A verdade é que caso o servidor não autorizasse o desconto da referida despesa, com a cientificação da conta, no momento em que o expediente de transferência para a reserva tramitava, tinha indeferido o seu requerimento.

Desta forma, os servidores eram praticamente coagidos a assinar ou os seus expedientes não tramitavam. Aliás, esta era uma orientação do comando Brigada Militar.

Esta situação além de gerar uma instabilidade muito grande naqueles servidores que haviam doado trinta anos ou mais de suas vidas ao serviço na Brigada Militar, fazendo com que para não terem indeferidos os seus requerimentos, se vissem “obrigados” a darem-se como cientes e de certa forma, compactuando com essa imposição. Daí então, eram transferidos para a reserva pagando as indenizações estranhamente calculadas.

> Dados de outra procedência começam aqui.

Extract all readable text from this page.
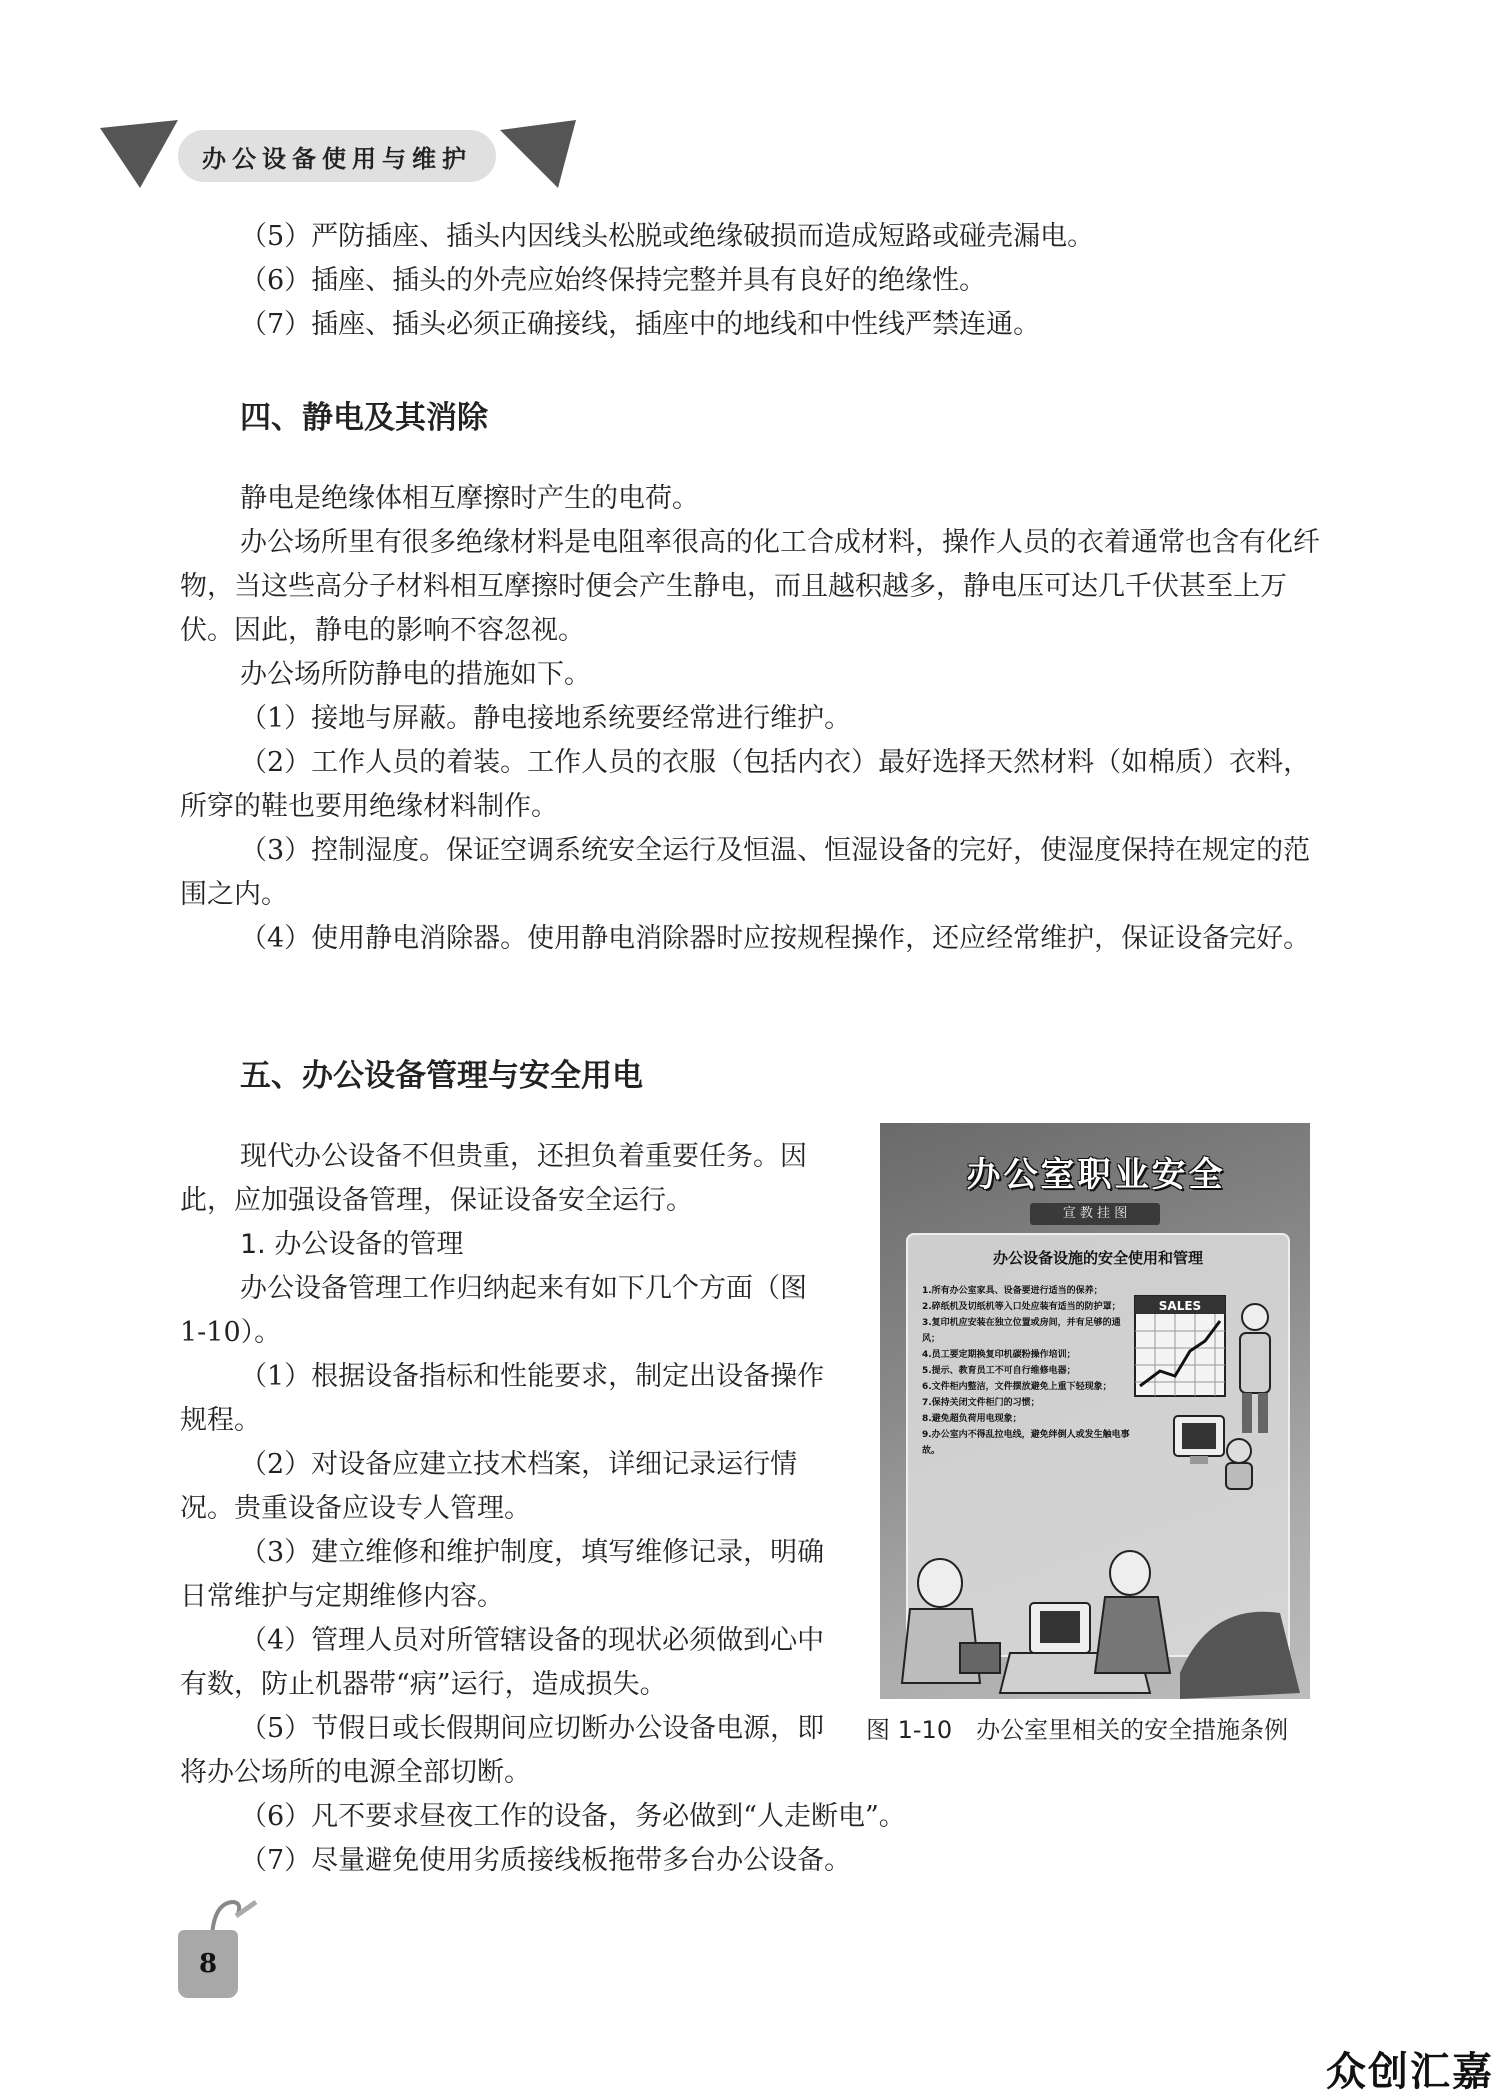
办公设备使用与维护

（5）严防插座、插头内因线头松脱或绝缘破损而造成短路或碰壳漏电。

（6）插座、插头的外壳应始终保持完整并具有良好的绝缘性。

（7）插座、插头必须正确接线，插座中的地线和中性线严禁连通。

四、静电及其消除

静电是绝缘体相互摩擦时产生的电荷。

办公场所里有很多绝缘材料是电阻率很高的化工合成材料，操作人员的衣着通常也含有化纤物，当这些高分子材料相互摩擦时便会产生静电，而且越积越多，静电压可达几千伏甚至上万伏。因此，静电的影响不容忽视。

办公场所防静电的措施如下。

（1）接地与屏蔽。静电接地系统要经常进行维护。

（2）工作人员的着装。工作人员的衣服（包括内衣）最好选择天然材料（如棉质）衣料，所穿的鞋也要用绝缘材料制作。

（3）控制湿度。保证空调系统安全运行及恒温、恒湿设备的完好，使湿度保持在规定的范围之内。

（4）使用静电消除器。使用静电消除器时应按规程操作，还应经常维护，保证设备完好。

五、办公设备管理与安全用电

现代办公设备不但贵重，还担负着重要任务。因此，应加强设备管理，保证设备安全运行。

1. 办公设备的管理

办公设备管理工作归纳起来有如下几个方面（图 1-10）。

（1）根据设备指标和性能要求，制定出设备操作规程。

（2）对设备应建立技术档案，详细记录运行情况。贵重设备应设专人管理。

（3）建立维修和维护制度，填写维修记录，明确日常维护与定期维修内容。

（4）管理人员对所管辖设备的现状必须做到心中有数，防止机器带“病”运行，造成损失。

（5）节假日或长假期间应切断办公设备电源，即将办公场所的电源全部切断。

（6）凡不要求昼夜工作的设备，务必做到“人走断电”。

（7）尽量避免使用劣质接线板拖带多台办公设备。

办公室职业安全
宣 教 挂 图
办公设备设施的安全使用和管理
1.所有办公室家具、设备要进行适当的保养；
2.碎纸机及切纸机等入口处应装有适当的防护罩；
3.复印机应安装在独立位置或房间，并有足够的通风；
4.员工要定期换复印机碳粉操作培训；
5.提示、教育员工不可自行维修电器；
6.文件柜内整洁，文件摆放避免上重下轻现象；
7.保持关闭文件柜门的习惯；
8.避免超负荷用电现象；
9.办公室内不得乱拉电线，避免绊倒人或发生触电事故。
SALES
图 1-10　办公室里相关的安全措施条例
8
众创汇嘉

Porque indenizações estranhamente calculadas? Porque um Sargento que após o curso serviu um dia, pela “regras” do comandado da Brigada Militar teria que indenizar o mesmo valor de um Sargento que serviu 15 meses, por exemplo. Portanto, indenizações sem nenhum parâmetro de razoabilidade.

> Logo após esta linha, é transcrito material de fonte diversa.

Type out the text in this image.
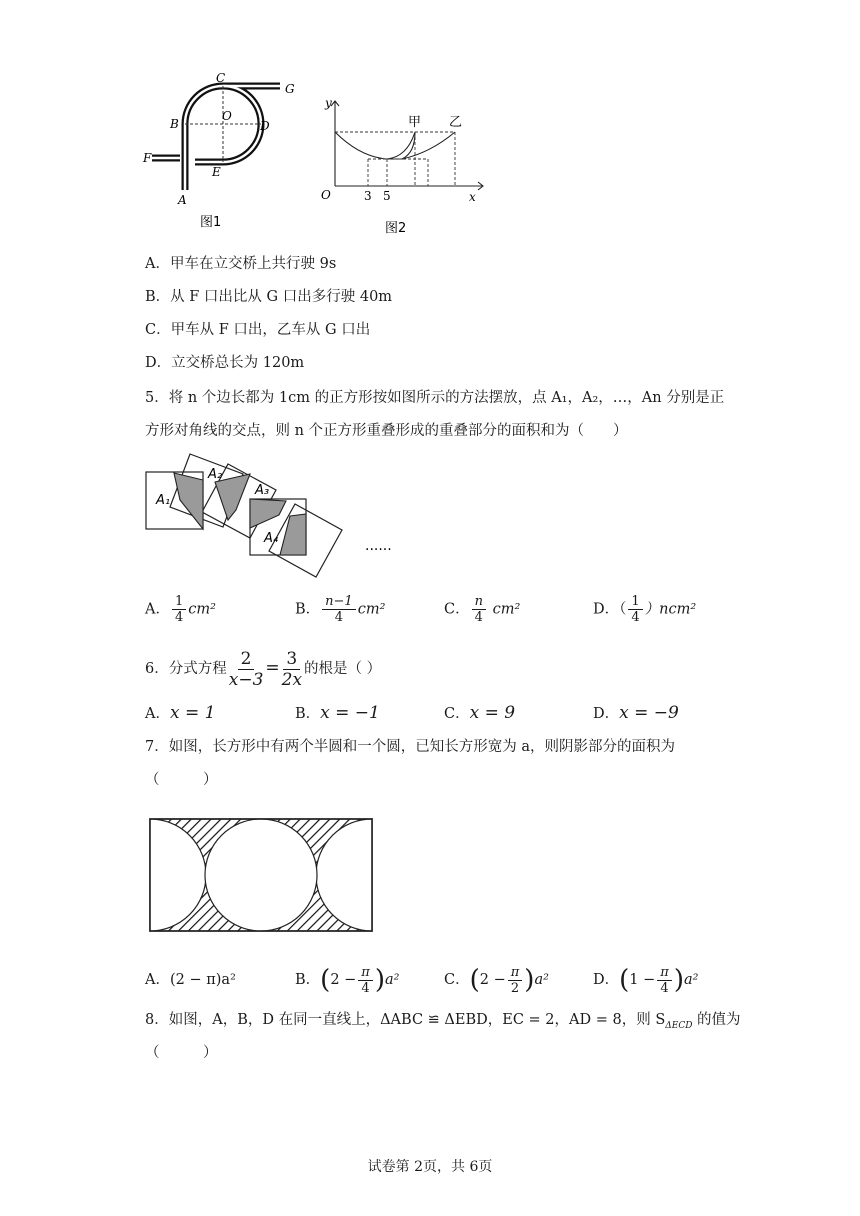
C
G
O
B	D
F
E
A
图1
y
x
O	3 5
甲 乙
图2
A．甲车在立交桥上共行驶 9s
B．从 F 口出比从 G 口出多行驶 40m
C．甲车从 F 口出，乙车从 G 口出
D．立交桥总长为 120m
5．将 n 个边长都为 1cm 的正方形按如图所示的方法摆放，点 A₁，A₂，…，An 分别是正
方形对角线的交点，则 n 个正方形重叠形成的重叠部分的面积和为（　　）
A₁
A₂
A₃
A₄	......
A． $\frac{1}{4} cm^2$	B． $\frac{n-1}{4} cm^2$	C． $\frac{n}{4} cm^2$	D．（ $\frac{1}{4} )ncm^2$
6．分式方程 $\frac{2}{x-3} = \frac{3}{2x}$ 的根是（ ）
A．x = 1	B．x = −1	C．x = 9	D．x = −9
7．如图，长方形中有两个半圆和一个圆，已知长方形宽为 a，则阴影部分的面积为
（　　　）
A．(2 − π)a²	B．$(2 - \frac{\pi}{4} )a^2$	C．$(2 - \frac{\pi}{2} )a^2$	D．$(1 - \frac{\pi}{4} )a^2$
8．如图，A，B，D 在同一直线上，ΔABC ≌ ΔEBD，EC = 2，AD = 8，则 $S_{\Delta ECD}$ 的值为
（　　　）
试卷第 2页，共 6页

O servidor teria que indenizar combustível das viaturas, como se fosse ele o responsável pelo policiamento ostensivo, que é um dever do Estado.

Não fosse isto, ainda teria que pagar a água que tomou no quartel quando estava de serviço.

Teria que devolver diárias que recebeu porque durante o curso foi prestar serviço nas Praias, por exemplo, quando a lei diz que as diárias são para alimentação e estadia do servidor que se desloca para prestar serviço fora da sua sede de trabalho (local onde está lotado).

Além de todas estas distorções lastimáveis, e de todos estes e outros equívocos do comando da corporação nesta matéria, a nosso ver, ocorreram sob a ausência de qualquer legalidade na dita cobrança. E foi neste sentido que o Tribunal de Justiça concedeu liminar com efeito suspensivo, decisão esta proferida nos autos do processo 70023179765 que tramita na 3ª Câmara Cível - ao apreciar o pedido de tutela antecipada no Agravo de Instrumento patrocinado por este advogado , em que é Relatora a Desembargadora 70023179765 Desa. Matilde Chabar Maia.